Through an unlikely series of circumstances (which I find most series of circumstances in life to be), I ran across a Facebook page entitled “Local Church Escapees.” Having been a local church pastor for thirty-five years, I was fascinated by the title. While I had been aware that, for some at least, an escape is the only way out of various local churches, I had never given it that much thought (especially in those terms).
What ultimately drew me to the page was an article listing the reasons people leave churches. It was addressed to the church (of which I am obviously a part); so being the arduous pastor that I am, I dove right in. It was a well-written article with some points that were well taken. The point that grabbed me (and still haunts me), however, was the author’s statement that while we (the church) could argue with the individual reasons people leave, arguing is not the required response. The required response is to listen (and presumably learn). [By the way, if any of you knows the article and author of such an article, please let me know. I’ve totally lost that info and would like to attain it again.]
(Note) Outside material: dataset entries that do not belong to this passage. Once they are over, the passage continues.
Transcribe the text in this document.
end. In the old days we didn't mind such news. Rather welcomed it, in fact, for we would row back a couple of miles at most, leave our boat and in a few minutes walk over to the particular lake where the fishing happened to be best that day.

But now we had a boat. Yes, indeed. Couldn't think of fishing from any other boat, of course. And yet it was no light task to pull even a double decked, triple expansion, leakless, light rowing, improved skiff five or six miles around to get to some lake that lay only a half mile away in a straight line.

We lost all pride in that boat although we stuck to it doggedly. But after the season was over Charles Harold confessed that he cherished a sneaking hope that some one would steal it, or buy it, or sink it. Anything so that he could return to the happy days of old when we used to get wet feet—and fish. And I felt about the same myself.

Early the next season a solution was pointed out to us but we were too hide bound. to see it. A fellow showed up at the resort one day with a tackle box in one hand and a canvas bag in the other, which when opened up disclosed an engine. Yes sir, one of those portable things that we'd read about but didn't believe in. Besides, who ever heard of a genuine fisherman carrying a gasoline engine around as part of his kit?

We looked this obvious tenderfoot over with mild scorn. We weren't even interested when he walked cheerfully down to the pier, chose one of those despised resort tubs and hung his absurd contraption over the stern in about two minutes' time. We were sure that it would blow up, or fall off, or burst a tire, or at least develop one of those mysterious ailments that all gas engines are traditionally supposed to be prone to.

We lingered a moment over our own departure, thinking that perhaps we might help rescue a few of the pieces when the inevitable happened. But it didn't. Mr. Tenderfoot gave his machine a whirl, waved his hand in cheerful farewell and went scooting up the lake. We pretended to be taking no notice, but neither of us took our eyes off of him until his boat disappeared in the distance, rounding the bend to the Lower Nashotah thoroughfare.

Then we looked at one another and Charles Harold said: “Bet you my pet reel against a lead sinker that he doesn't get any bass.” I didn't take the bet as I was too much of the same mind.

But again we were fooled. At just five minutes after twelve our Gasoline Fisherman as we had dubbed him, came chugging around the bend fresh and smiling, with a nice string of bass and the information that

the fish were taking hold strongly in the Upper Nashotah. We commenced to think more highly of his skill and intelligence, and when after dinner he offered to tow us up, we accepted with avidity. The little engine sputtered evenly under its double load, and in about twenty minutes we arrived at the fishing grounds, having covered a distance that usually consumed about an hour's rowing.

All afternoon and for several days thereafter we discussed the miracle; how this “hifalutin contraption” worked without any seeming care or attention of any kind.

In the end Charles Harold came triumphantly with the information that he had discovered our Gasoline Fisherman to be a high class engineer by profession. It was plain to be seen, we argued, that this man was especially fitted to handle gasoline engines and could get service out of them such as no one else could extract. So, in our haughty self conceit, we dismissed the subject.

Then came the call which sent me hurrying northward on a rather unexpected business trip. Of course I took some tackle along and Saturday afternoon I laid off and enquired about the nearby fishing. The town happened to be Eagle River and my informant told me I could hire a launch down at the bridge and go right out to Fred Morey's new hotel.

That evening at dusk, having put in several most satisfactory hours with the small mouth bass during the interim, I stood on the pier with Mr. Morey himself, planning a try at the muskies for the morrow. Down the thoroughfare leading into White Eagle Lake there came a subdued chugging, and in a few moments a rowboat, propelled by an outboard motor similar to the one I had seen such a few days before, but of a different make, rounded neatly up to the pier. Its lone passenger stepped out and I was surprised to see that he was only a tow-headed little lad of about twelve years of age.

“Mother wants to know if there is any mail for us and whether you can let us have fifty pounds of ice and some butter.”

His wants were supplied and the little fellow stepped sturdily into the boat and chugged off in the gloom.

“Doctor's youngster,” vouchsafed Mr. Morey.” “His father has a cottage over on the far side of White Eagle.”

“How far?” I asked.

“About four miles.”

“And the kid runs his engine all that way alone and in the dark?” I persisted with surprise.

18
On that point (the one about listening), I wholeheartedly agreed with the author. We DO need to listen and hopefully learn. He was correct about us arguing and pointing out the flaws in the various reasons people leave the church. At the time, I found myself doing just that, and I had a pretty solid argument against each of his points. At the same time, however, I quickly realized the futility of the arguments. I just needed to listen (and learn).
I began to peruse the “Local Church Escapee” page and found myself in agreement with most (if not all) of the gripes these folks had against the church. Frankly, they echoed many of my own gripes and concerns. The big difference was, and is, they took some action. As some would say, they voted with their feet. They left (or as they put it, escaped). I was so moved by this discovery, I began a five or six month long series of sermons I entitled “Local Church Prisoners.”
It seemed to me that if people needed to escape, they must have been prisoners in the first place. I began to wonder about that. How many of us in the church are prisoners—prisoners of our own little rules, our own little traditions, and our own petty and personal beliefs. Do we erect bars that keep others out (and ourselves in)? I’m convinced we do.
And so, over the next few weeks, months, years, or however long it takes, I want to explore this topic with you. If we are indeed local church prisoners, how do we tear out the bars? Can we tear down the prison walls? Please help me in my quest to more consistently experience the church we should be and not the prison we may have become.